La nouvelle garde créative retrouve des couleurs au Festival de Hyères

Perturbé en 2020 par la crise sanitaire, le Festival international de la mode, de la photographie, et des accessoires de mode vient de s’achever à la Villa Noailles de Hyères. Le temps d’une parenthèse, la ville varoise s’est transformée en épicentre de la création, entre défilés, expositions et ateliers. 

Retardée mais bel et bien là. Le 14 octobre, s’est ouverte la 36e édition du Festival international de la mode, de la photographie et des accessoires de mode de Hyères. Organisé par la Villa Noailles, cet évènement réunit tous les grands de la haute couture, avec à la clé des prix prestigieux pour les jeunes créateurs en compétition. Jean-Pierre Giran, maire d’Hyères, s’est dit “très heureux de retrouver ces moments particuliers qui nous avaient tant manqués”.

La nouvelle garde créative s’installe sur la Côte d’Azur

Chanel, LVMH, Kering, Lacoste, ou encore Chloé : aucun n’a manqué à l’appel, un an après une édition chamboulée par la pandémie.  “Avec cette nouvelle édition, c’est presque comme en 2019. Sauf que, cette année, nous voulions penser à un nouveau monde plus doux, plus joyeux. Et à une mode plus belle encore, plus respectueuse des libertés de chacun”, explique Jean-Pierre Blanc, directeur de la Villa Noailles.

Pendant 4 jours, Hyères est donc devenue the place to be. Il suffisait de constater l’afflux massif des festivaliers, qui ne passent pas inaperçus et trahissent à eux seuls l’effervescence créative dont la ville hyéroise est l’objet. Le mobilier urbain se met lui aussi au diapason, avec des affiches fleuries.

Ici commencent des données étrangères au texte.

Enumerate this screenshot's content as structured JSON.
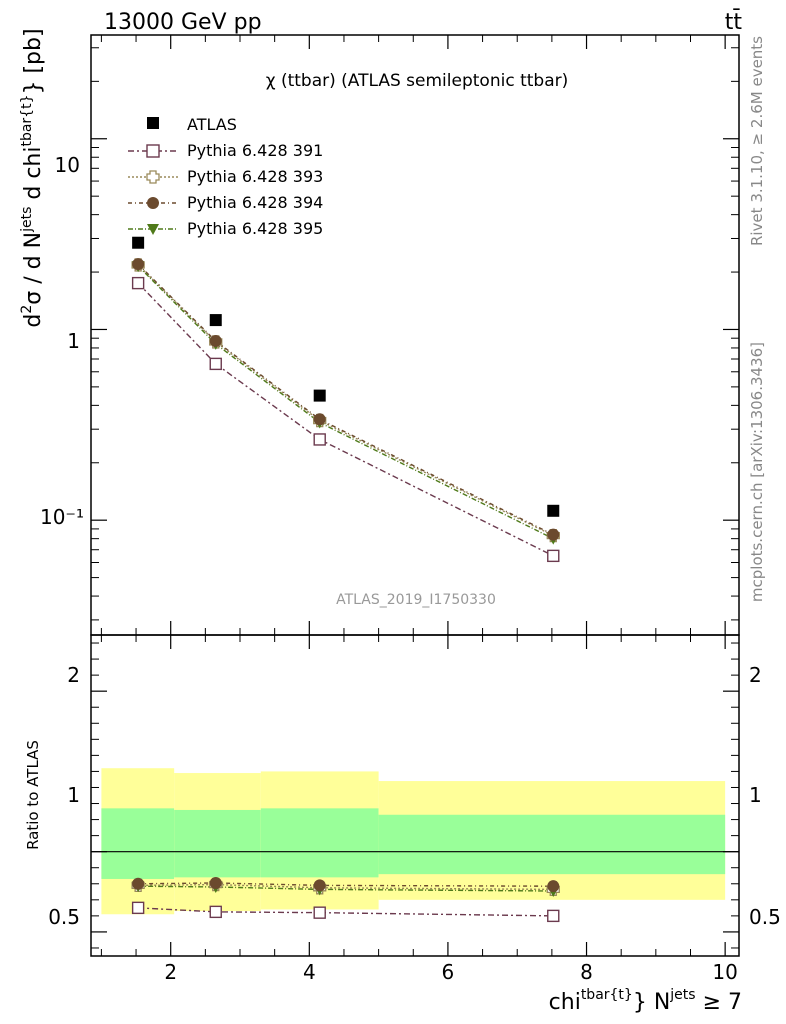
{
  "header": {
    "energy_label": "13000 GeV pp",
    "process_label": "tt̄"
  },
  "side_labels": {
    "rivet": "Rivet 3.1.10, ≥ 2.6M events",
    "mcplots": "mcplots.cern.ch [arXiv:1306.3436]"
  },
  "chart_data": [
    {
      "type": "line",
      "title": "χ (ttbar) (ATLAS semileptonic ttbar)",
      "watermark": "ATLAS_2019_I1750330",
      "ylabel": "d²σ / d N^jets d chi^tbar{t}} [pb]",
      "yscale": "log",
      "ylim": [
        0.025,
        35
      ],
      "xlim": [
        0.85,
        10.2
      ],
      "ytick_labels": [
        "10⁻¹",
        "1",
        "10"
      ],
      "legend_position": "top-left",
      "x": [
        1.53,
        2.65,
        4.15,
        7.52
      ],
      "series": [
        {
          "name": "ATLAS",
          "color": "#000000",
          "marker": "square-filled",
          "values": [
            2.85,
            1.12,
            0.45,
            0.112
          ]
        },
        {
          "name": "Pythia 6.428 391",
          "color": "#6b3a4e",
          "marker": "square-open",
          "values": [
            1.75,
            0.66,
            0.265,
            0.065
          ]
        },
        {
          "name": "Pythia 6.428 393",
          "color": "#9a8a5a",
          "marker": "cross-open",
          "values": [
            2.18,
            0.86,
            0.333,
            0.083
          ]
        },
        {
          "name": "Pythia 6.428 394",
          "color": "#6b4a2e",
          "marker": "circle-filled",
          "values": [
            2.2,
            0.87,
            0.338,
            0.084
          ]
        },
        {
          "name": "Pythia 6.428 395",
          "color": "#4f7a1a",
          "marker": "triangle-down-filled",
          "values": [
            2.15,
            0.84,
            0.325,
            0.08
          ]
        }
      ]
    },
    {
      "type": "line",
      "ylabel": "Ratio to ATLAS",
      "xlabel": "chi^tbar{t}} N^jets ≥ 7",
      "ylim": [
        0.35,
        2.35
      ],
      "xlim": [
        0.85,
        10.2
      ],
      "xticks": [
        2,
        4,
        6,
        8,
        10
      ],
      "xtick_labels": [
        "2",
        "4",
        "6",
        "8",
        "10"
      ],
      "yticks": [
        0.5,
        1,
        2
      ],
      "ytick_labels": [
        "0.5",
        "1",
        "2"
      ],
      "reference_line": 1,
      "bands": [
        {
          "x_low": 1.0,
          "x_high": 2.05,
          "inner": [
            0.83,
            1.27
          ],
          "outer": [
            0.61,
            1.52
          ]
        },
        {
          "x_low": 2.05,
          "x_high": 3.3,
          "inner": [
            0.84,
            1.26
          ],
          "outer": [
            0.63,
            1.49
          ]
        },
        {
          "x_low": 3.3,
          "x_high": 5.0,
          "inner": [
            0.84,
            1.27
          ],
          "outer": [
            0.64,
            1.5
          ]
        },
        {
          "x_low": 5.0,
          "x_high": 10.0,
          "inner": [
            0.86,
            1.23
          ],
          "outer": [
            0.7,
            1.44
          ]
        }
      ],
      "band_colors": {
        "inner": "#99ff99",
        "outer": "#ffff99"
      },
      "x": [
        1.53,
        2.65,
        4.15,
        7.52
      ],
      "series": [
        {
          "name": "Pythia 6.428 391",
          "color": "#6b3a4e",
          "marker": "square-open",
          "values": [
            0.65,
            0.625,
            0.62,
            0.6
          ]
        },
        {
          "name": "Pythia 6.428 393",
          "color": "#9a8a5a",
          "marker": "cross-open",
          "values": [
            0.79,
            0.795,
            0.775,
            0.765
          ]
        },
        {
          "name": "Pythia 6.428 394",
          "color": "#6b4a2e",
          "marker": "circle-filled",
          "values": [
            0.8,
            0.805,
            0.79,
            0.785
          ]
        },
        {
          "name": "Pythia 6.428 395",
          "color": "#4f7a1a",
          "marker": "triangle-down-filled",
          "values": [
            0.785,
            0.78,
            0.765,
            0.755
          ]
        }
      ]
    }
  ]
}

Edith Wharton, romancière américaine du 20e siècle et grande amoureuse de la ville, écrivait : Hyères so gold, so full of flowers. On s’en est inspiré”, poursuit Jean-Pierre Blanc.

Christian Louboutin, président du jury accessoires

Dix finalistes avaient été sélectionnés dans chaque catégorie. Des stylistes venus des quatre coins de la planète pour espérer décrocher l’un des prix mis en jeu.

Pour la mode, les candidats pouvaient espérer remporter quatre récompenses : le grand prix du jury Première Vision, le prix Chloé, le prix Le 19M des métiers d’art de Chanel et le nouveau prix de la collection éco-responsable Mercedes-Benz, doté de 20 000 euros. Le jury était présidé par Louise Trotter, directrice artistique de la maison Lacoste.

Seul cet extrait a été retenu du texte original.